I am attempting to solve this by induction, yet I am stuck on the last part. Below is my attempted solution.
Show that $\frac{\left(2n\right)!}{2^{n}n!} \ge \frac{\left(2n\right)!}{\left(n+1\right)^{n}}, \forall n \in \mathbf{N} $.

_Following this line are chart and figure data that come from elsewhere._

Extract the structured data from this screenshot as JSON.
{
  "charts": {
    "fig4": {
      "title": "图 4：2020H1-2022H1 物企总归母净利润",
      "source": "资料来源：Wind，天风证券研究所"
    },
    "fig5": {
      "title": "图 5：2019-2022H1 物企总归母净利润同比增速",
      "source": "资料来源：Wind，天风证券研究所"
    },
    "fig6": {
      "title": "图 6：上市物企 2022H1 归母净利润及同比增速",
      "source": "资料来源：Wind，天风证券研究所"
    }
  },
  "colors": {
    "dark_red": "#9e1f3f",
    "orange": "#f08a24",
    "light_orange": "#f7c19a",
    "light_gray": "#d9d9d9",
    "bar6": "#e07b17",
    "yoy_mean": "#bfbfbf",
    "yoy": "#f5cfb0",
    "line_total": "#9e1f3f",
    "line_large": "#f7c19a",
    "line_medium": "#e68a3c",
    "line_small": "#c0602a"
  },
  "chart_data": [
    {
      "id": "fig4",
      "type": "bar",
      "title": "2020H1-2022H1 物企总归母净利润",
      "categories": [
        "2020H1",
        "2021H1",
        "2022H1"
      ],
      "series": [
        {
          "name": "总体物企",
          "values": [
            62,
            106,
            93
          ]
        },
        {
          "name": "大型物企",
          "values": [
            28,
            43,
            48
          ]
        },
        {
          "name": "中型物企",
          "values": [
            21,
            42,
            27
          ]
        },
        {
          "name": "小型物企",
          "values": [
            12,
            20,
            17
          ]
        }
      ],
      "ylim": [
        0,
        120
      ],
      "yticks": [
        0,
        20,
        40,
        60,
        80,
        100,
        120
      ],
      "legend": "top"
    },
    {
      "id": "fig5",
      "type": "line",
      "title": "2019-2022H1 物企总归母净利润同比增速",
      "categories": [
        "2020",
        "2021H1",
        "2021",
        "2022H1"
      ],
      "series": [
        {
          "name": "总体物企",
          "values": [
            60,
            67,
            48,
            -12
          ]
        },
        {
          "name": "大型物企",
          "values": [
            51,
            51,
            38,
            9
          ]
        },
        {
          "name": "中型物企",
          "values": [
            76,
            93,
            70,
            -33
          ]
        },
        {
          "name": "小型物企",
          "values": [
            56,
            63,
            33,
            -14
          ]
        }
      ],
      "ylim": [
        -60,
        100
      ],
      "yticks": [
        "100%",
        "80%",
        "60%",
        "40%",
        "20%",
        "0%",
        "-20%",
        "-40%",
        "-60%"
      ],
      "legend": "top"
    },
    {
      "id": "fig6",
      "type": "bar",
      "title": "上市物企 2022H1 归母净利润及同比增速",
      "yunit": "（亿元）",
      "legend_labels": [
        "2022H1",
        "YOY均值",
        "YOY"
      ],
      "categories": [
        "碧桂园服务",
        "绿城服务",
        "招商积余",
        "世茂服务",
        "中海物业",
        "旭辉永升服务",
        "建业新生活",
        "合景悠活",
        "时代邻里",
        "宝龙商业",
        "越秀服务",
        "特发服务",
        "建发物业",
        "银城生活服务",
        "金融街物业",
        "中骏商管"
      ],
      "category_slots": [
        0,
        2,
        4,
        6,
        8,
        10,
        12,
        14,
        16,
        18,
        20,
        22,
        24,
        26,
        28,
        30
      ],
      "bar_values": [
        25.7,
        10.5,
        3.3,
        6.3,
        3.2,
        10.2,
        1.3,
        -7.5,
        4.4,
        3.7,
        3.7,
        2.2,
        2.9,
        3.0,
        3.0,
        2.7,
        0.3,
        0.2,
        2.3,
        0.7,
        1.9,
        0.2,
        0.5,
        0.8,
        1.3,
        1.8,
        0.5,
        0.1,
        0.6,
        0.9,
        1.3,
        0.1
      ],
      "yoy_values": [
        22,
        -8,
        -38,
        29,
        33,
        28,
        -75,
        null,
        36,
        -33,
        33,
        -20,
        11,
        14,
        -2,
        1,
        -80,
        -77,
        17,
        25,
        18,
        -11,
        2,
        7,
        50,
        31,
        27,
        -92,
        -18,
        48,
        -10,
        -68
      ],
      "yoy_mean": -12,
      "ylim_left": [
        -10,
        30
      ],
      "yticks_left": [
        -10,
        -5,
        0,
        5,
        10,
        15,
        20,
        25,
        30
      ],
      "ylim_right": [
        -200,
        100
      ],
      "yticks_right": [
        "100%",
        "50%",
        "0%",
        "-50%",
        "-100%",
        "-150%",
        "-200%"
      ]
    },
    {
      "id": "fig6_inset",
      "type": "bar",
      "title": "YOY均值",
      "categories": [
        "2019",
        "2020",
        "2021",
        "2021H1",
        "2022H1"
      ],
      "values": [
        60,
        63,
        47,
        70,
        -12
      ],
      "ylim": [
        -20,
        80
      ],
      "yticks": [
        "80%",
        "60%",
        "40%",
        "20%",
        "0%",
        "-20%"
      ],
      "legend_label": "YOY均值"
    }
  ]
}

My attempted solution, by induction:
For $n=1$ we have,
$\frac{\left(2\right)!}{2^{1} \cdot 1!} \ge \frac{\left(2\right)!}{\left(1+1\right)^{1}} $
$2 \ge 1$.
Thus, the inequality holds for $n=1$.
Now assume that it holds $\forall k \in \mathbf{N}$.
Then, for $k+1$,
$\left(k+1\right) \frac{\left(2k\right)!}{2^{k}k!} \ge \frac{\left(2k\right)!}{\left(k+1\right)^{k}} \left(k+1\right) $.
This is where I am stuck.
Best Answer
You want to prove $2^n n!\le (n+1)^n$. Use Strling formula or induction on $n$. Here is a proof using induction. When you pass from $n$ to $n+1$ the LHS gets multiplied by $ 2(n+1)$. If you multiply the RHS by this you get $2(n+1)^{n+1}$. This is smaller than $(n+2)^{n+1}$ for all $n>c$ for some relatively small $c$ (I think $c=1$ works already). Indeed dividing both sides by $(n+1)^{n+1}$ you get $(1+1/(n+1))^{n+1}\approx e>2$. Moreover it is bigger than $2$ for $n=1$ already and increases as $n$ gets bigger.